P | x | y | s | t | l | equation |
---|---|---|---|---|---|---|
1 | -2 | -2 | 0 | 0 | 0 | (1) |
0 | 4 | 2 | 1 | 0 | 8 | (2) |
0 | 2 | 6 | 0 | 1 | 28 | (3) |
- Now the fun bit. Pick a column, any column, so long as the top number is negative (please note that you can't use l) For the sake of the example I'm going to use x, but if you're bored you can use y just to be different (if you have a lot of columns to choose from I'd recommend starting at the left, makes life easier).
- For each row (for which the number in your chosen column is positive) divide the number in the l column by the number in your chosen column.
- For the row which gave the smallest value, ring the number in your chosen column. (In my example it would be 4) This number is called the pivot.
- At this point you need to draw a line in your tableau so you can write in the first iteration. Leave a line for equation 4 and divide (2) by the pivot (in this case 4) then write that into the space for (5)
- You now need to make all the values in the x column (apart from your pivot line) equal to 0. You do this by combining appropriate multiples of the pivot with the original equation for each line. For example (4)=(1)+0.5(2) Once you have done this your tableau should look like this:
P | x | y | s | t | l | equation |
---|---|---|---|---|---|---|
1 | -2 | -2 | 0 | 0 | 0 | (1) |
0 | 4 | 2 | 1 | 0 | 8 | (2) |
0 | 2 | 6 | 0 | 1 | 28 | (3) |
1 | 0 | -1 | 0.5 | 0 | 4 | (4)=(1)+0.5(2) |
0 | 1 | 0.5 | 0.25 | 0 | 2 | (5)=(2)/4 |
0 | 0 | 5 | -0.5 | 1 | 24 | (6)=(3)-0.5(2) |
- If you still have negative numbers on your top row (not including column l) repeat steps 6-8 until all your top row are positive. Once this is the case you have completed your simplex problem.
- You read the solution of your simplex problem very simply. Ignore the slack variables. The last (l) column (of the final iteration) contains the values for the function (P) and non-zero variables.
Tips
- Once you can use Simplex just be happy that you can use it and go boast to all your friends who can't. Never under any circumstances try to write a wikiHow about it.
Warnings
- The name is deceptive. Simplex is not simple. Normally, it is a graduate level subject in the field Operations Research, though some exam boards also include it in the A-level maths module D2.

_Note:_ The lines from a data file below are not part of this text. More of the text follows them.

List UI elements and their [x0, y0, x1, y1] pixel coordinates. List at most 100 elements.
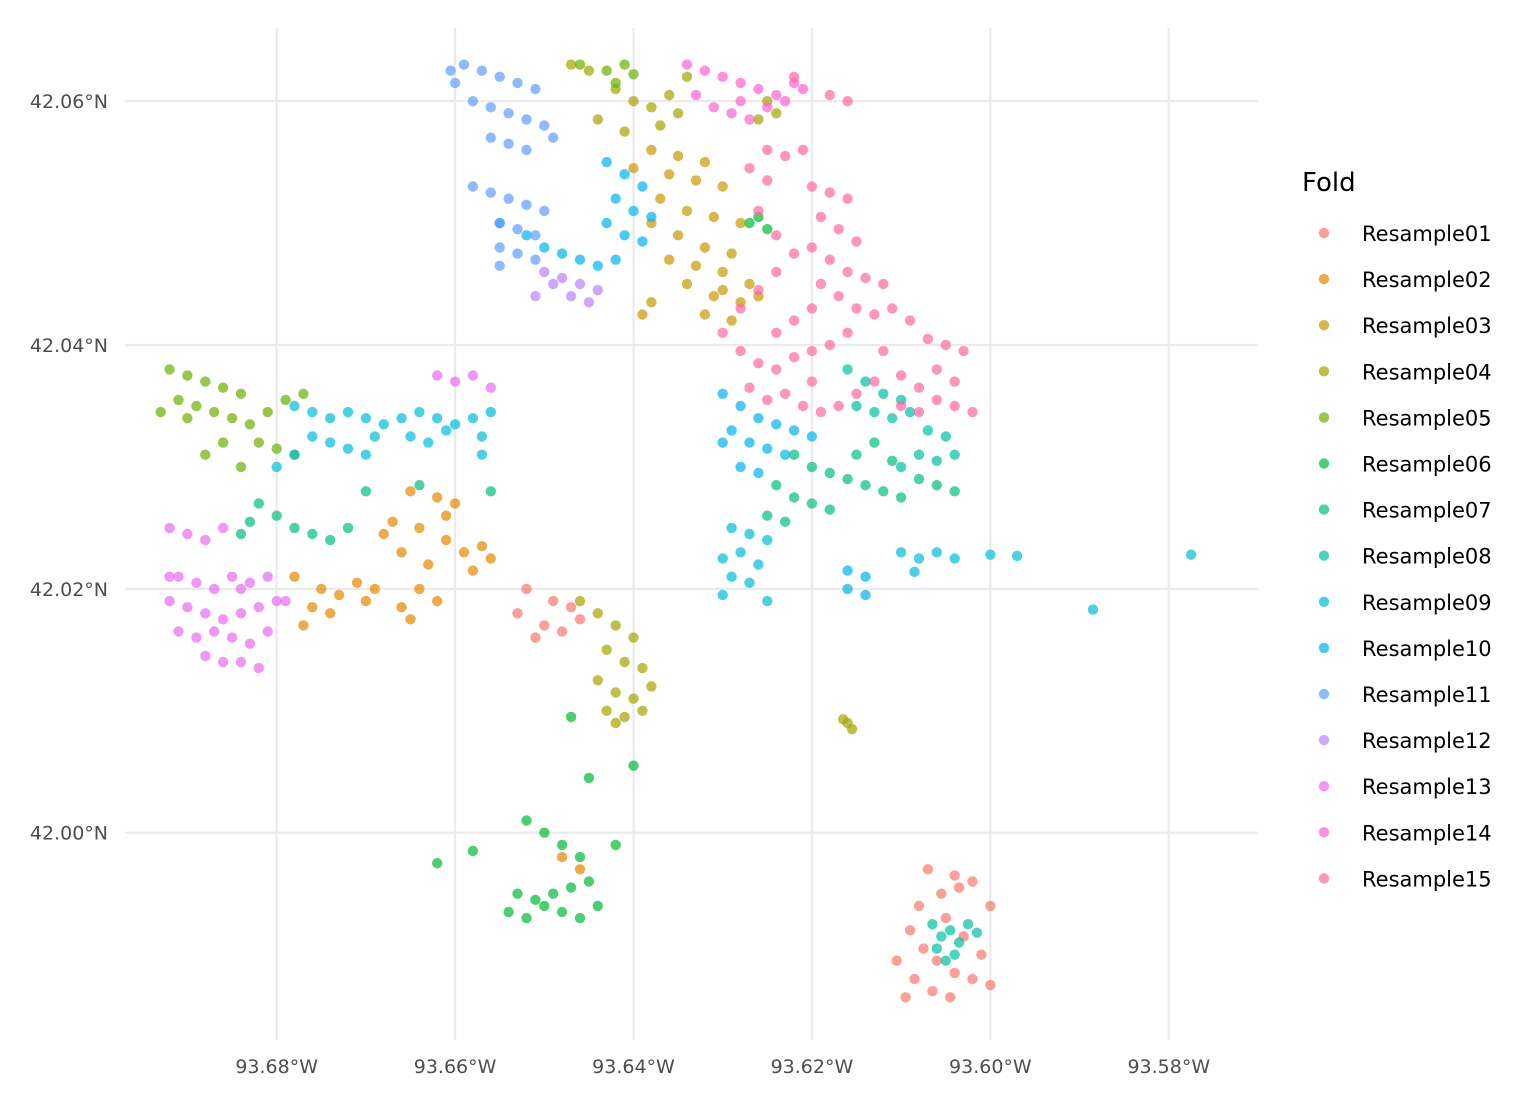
- point-Resample13-17: [173, 626, 184, 637]
- y-tick-label-3: 42.06°N: [30, 91, 108, 113]
- point-Resample03-14: [726, 248, 737, 259]
- point-Resample11-17: [521, 199, 532, 210]
- point-Resample13-20: [226, 632, 238, 643]
- point-Resample03-21: [699, 309, 711, 320]
- point-Resample05-8: [226, 413, 238, 424]
- legend-item-Resample08: Resample08: [1318, 545, 1492, 569]
- legend-key-Resample09: [1318, 596, 1330, 607]
- point-Resample06-22: [762, 224, 773, 235]
- point-Resample06-16: [565, 711, 577, 723]
- point-Resample02-5: [325, 608, 336, 619]
- point-Resample13-27: [280, 595, 291, 607]
- point-Resample13-21: [244, 638, 256, 649]
- point-Resample14-5: [771, 89, 782, 101]
- legend-label-Resample04: Resample04: [1362, 360, 1492, 384]
- point-Resample01-10: [967, 876, 978, 887]
- point-Resample08-19: [971, 927, 983, 938]
- point-Resample09-36: [931, 547, 942, 558]
- legend-label-Resample05: Resample05: [1362, 406, 1492, 430]
- point-Resample08-16: [962, 919, 974, 930]
- point-Resample08-5: [869, 406, 880, 418]
- point-Resample15-49: [806, 303, 818, 314]
- point-Resample02-10: [432, 492, 443, 503]
- point-Resample13-30: [432, 370, 443, 381]
- point-Resample12-2: [574, 278, 586, 290]
- legend-label-Resample08: Resample08: [1362, 545, 1492, 569]
- point-Resample06-5: [530, 894, 541, 905]
- point-Resample15-3: [744, 163, 755, 174]
- point-Resample07-11: [788, 449, 800, 460]
- point-Resample11-12: [521, 144, 532, 156]
- point-Resample08-8: [922, 425, 934, 436]
- point-Resample11-7: [503, 108, 514, 119]
- legend-item-Resample03: Resample03: [1318, 314, 1492, 338]
- point-Resample15-14: [860, 272, 871, 284]
- point-Resample11-9: [539, 120, 550, 131]
- point-Resample04-22: [610, 687, 621, 698]
- legend-item-Resample01: Resample01: [1318, 222, 1492, 246]
- point-Resample15-20: [887, 303, 898, 314]
- point-Resample02-9: [405, 486, 416, 497]
- series-Resample05: [155, 59, 639, 473]
- point-Resample03-12: [672, 230, 684, 241]
- point-Resample03-19: [708, 291, 719, 302]
- point-Resample08-12: [949, 449, 960, 460]
- point-Resample09-2: [325, 413, 336, 424]
- point-Resample02-21: [414, 583, 425, 595]
- point-Resample02-19: [467, 565, 479, 576]
- point-Resample14-0: [681, 59, 693, 70]
- point-Resample14-8: [708, 102, 719, 113]
- point-Resample10-18: [753, 413, 764, 424]
- series-Resample14: [681, 59, 809, 125]
- point-Resample05-17: [217, 437, 229, 448]
- point-Resample09-9: [449, 419, 461, 430]
- point-Resample08-1: [860, 376, 871, 387]
- point-Resample01-1: [548, 595, 559, 607]
- legend-label-Resample06: Resample06: [1362, 453, 1492, 477]
- point-Resample02-27: [556, 851, 568, 863]
- legend-item-Resample07: Resample07: [1318, 499, 1492, 523]
- point-Resample10-27: [753, 467, 764, 479]
- point-Resample01-11: [913, 900, 925, 912]
- point-Resample04-9: [655, 120, 666, 131]
- point-Resample15-40: [717, 327, 728, 338]
- point-Resample09-37: [949, 553, 960, 564]
- point-Resample11-5: [467, 96, 479, 107]
- point-Resample07-1: [271, 510, 282, 521]
- series-Resample13: [164, 370, 496, 674]
- point-Resample03-16: [690, 260, 702, 271]
- legend-item-Resample12: Resample12: [1318, 729, 1492, 753]
- point-Resample14-7: [690, 89, 702, 101]
- point-Resample15-55: [815, 406, 827, 418]
- point-Resample11-4: [530, 83, 541, 95]
- point-Resample10-11: [592, 260, 603, 271]
- point-Resample07-16: [878, 486, 889, 497]
- point-Resample09-14: [342, 443, 354, 454]
- point-Resample10-14: [521, 230, 532, 241]
- point-Resample07-14: [842, 473, 853, 485]
- point-Resample13-8: [244, 577, 256, 588]
- point-Resample04-14: [574, 595, 586, 607]
- y-tick-label-2: 42.04°N: [30, 335, 108, 357]
- point-Resample02-16: [423, 559, 434, 570]
- point-Resample01-9: [949, 870, 960, 881]
- point-Resample13-23: [200, 650, 211, 662]
- point-Resample13-3: [217, 522, 229, 534]
- series-Resample09: [271, 400, 1197, 615]
- point-Resample13-12: [200, 608, 211, 619]
- point-Resample13-25: [235, 656, 247, 668]
- point-Resample02-12: [414, 522, 425, 534]
- point-Resample06-10: [521, 912, 532, 924]
- point-Resample06-2: [556, 839, 568, 851]
- point-Resample07-17: [895, 492, 907, 503]
- point-Resample03-5: [690, 175, 702, 186]
- point-Resample09-12: [307, 431, 318, 442]
- point-Resample06-18: [628, 760, 639, 771]
- point-Resample04-27: [637, 705, 648, 716]
- point-Resample01-22: [927, 986, 938, 997]
- point-Resample14-9: [726, 108, 737, 119]
- point-Resample13-15: [253, 602, 264, 613]
- point-Resample15-23: [940, 339, 951, 351]
- point-Resample04-13: [753, 114, 764, 125]
- point-Resample15-15: [878, 278, 889, 290]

- Real life uses of the simplex algorithm are very important to business (their answers can save millions) but they are also huge and are only done on computers.
- May result in large amounts of stress. In graduate school the simplex algorithm is done manually by students just once. From then on it's done on computers.
- It is very easy to make mistakes and very hard to find them. Don't rush Simplex!
- Only apply to situations where decimal quantities make sense. A third of a volleyball or half a horse doesn't make sense.
- The "answer" should sometimes be rejected on political, social or psychological grounds. Linear programming is applied to developing countries in designing the "mix" of industries in the economy. An "answer" of a single industry or agricultural crop for a country is deficient on stability grounds.
Things You'll Need
- A pen/pencil
- Paper
- Ruler
- Calculator (unless you're very good with numbers)